For an adult, the UK guidance is a maximum of 30g per day, for a child age between 7 and 10 years the maximum guidance is 24g per day. So our 200g product serving containing 1.4g sugar, is 4.7% of our daily recommended maximum (or 5.8% of a child’s intake).
How many things will you eat in the day containing sugar? How quickly will those things add up to or beyond the recommended serving of sugar? Do you give your child the same portion size that you would have of the product?
A couple of notes above labels
It is important to note here that you should not assume the portion size included on labels (especially on the front of products). The portion is often smaller than people would expect. For example, how many of you have a whole tin of soup in a single sitting?

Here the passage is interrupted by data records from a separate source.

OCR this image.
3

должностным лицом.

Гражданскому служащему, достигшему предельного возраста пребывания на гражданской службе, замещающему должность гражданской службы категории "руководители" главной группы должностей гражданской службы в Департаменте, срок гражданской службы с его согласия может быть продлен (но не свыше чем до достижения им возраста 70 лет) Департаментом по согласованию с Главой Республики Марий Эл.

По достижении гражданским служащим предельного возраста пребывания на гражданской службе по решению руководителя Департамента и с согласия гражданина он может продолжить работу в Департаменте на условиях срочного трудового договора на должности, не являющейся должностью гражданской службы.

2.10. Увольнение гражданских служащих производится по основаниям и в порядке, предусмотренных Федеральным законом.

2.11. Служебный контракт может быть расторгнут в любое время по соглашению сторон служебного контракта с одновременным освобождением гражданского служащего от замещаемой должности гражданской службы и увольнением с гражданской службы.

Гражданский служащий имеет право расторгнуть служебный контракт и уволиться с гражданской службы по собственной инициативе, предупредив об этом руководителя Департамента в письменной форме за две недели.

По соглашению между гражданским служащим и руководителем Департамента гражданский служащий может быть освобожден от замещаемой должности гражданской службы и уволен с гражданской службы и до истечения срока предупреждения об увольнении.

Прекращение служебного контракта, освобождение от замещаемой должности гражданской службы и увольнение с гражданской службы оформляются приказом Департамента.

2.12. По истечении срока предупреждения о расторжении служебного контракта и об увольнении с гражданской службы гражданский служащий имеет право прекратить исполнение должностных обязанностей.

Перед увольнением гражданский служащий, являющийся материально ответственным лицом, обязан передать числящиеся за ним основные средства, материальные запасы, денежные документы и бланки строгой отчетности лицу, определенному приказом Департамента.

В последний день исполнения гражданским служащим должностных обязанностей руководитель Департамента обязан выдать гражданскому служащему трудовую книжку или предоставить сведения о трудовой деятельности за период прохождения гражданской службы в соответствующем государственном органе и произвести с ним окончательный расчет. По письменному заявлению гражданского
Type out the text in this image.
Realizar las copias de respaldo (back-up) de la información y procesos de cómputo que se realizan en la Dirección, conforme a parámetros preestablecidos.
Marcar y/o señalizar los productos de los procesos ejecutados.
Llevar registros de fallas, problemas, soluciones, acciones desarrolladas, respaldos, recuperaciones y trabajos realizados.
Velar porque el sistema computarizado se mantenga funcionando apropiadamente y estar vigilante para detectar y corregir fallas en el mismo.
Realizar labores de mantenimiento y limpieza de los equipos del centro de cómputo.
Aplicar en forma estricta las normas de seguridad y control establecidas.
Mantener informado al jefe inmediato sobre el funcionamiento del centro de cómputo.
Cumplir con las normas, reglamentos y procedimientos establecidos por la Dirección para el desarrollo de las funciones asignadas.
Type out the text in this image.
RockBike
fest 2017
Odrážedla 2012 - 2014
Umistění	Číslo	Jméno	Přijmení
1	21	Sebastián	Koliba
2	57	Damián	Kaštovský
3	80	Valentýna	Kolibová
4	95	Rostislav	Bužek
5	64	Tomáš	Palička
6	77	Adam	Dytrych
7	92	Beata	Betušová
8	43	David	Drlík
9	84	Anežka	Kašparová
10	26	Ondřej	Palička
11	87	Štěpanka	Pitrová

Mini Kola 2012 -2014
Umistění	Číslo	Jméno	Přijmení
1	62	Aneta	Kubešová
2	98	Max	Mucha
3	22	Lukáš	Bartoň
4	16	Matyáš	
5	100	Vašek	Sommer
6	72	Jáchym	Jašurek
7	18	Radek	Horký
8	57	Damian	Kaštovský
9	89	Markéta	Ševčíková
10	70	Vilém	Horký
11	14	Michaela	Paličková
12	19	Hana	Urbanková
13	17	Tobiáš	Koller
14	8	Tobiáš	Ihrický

The portion size info only relates to half the tin, so you need to double it when you have the whole tin!
Also, the “Sugars” information on UK labels, unless otherwise indicated, is the total amount of sugar in the food. This includes naturally occurring sugar and not just the added sugar, which is the main focus of this article.
A note on sweeteners
While there continue to be studies into the health benefits of sweeteners, there are many that now indicate that they are not without their problems. Of course, there are so many different sweeteners and studies, to go into this will require its own lengthy post. So instead, I’m simply adding a couple things to this post for you to think about before you change to a product containing artificial sweeteners instead of sugar:
- How much of the product do you consume?
- How important is that item to your diet?
- Is there a suitable alternative for your meal, snack or drink?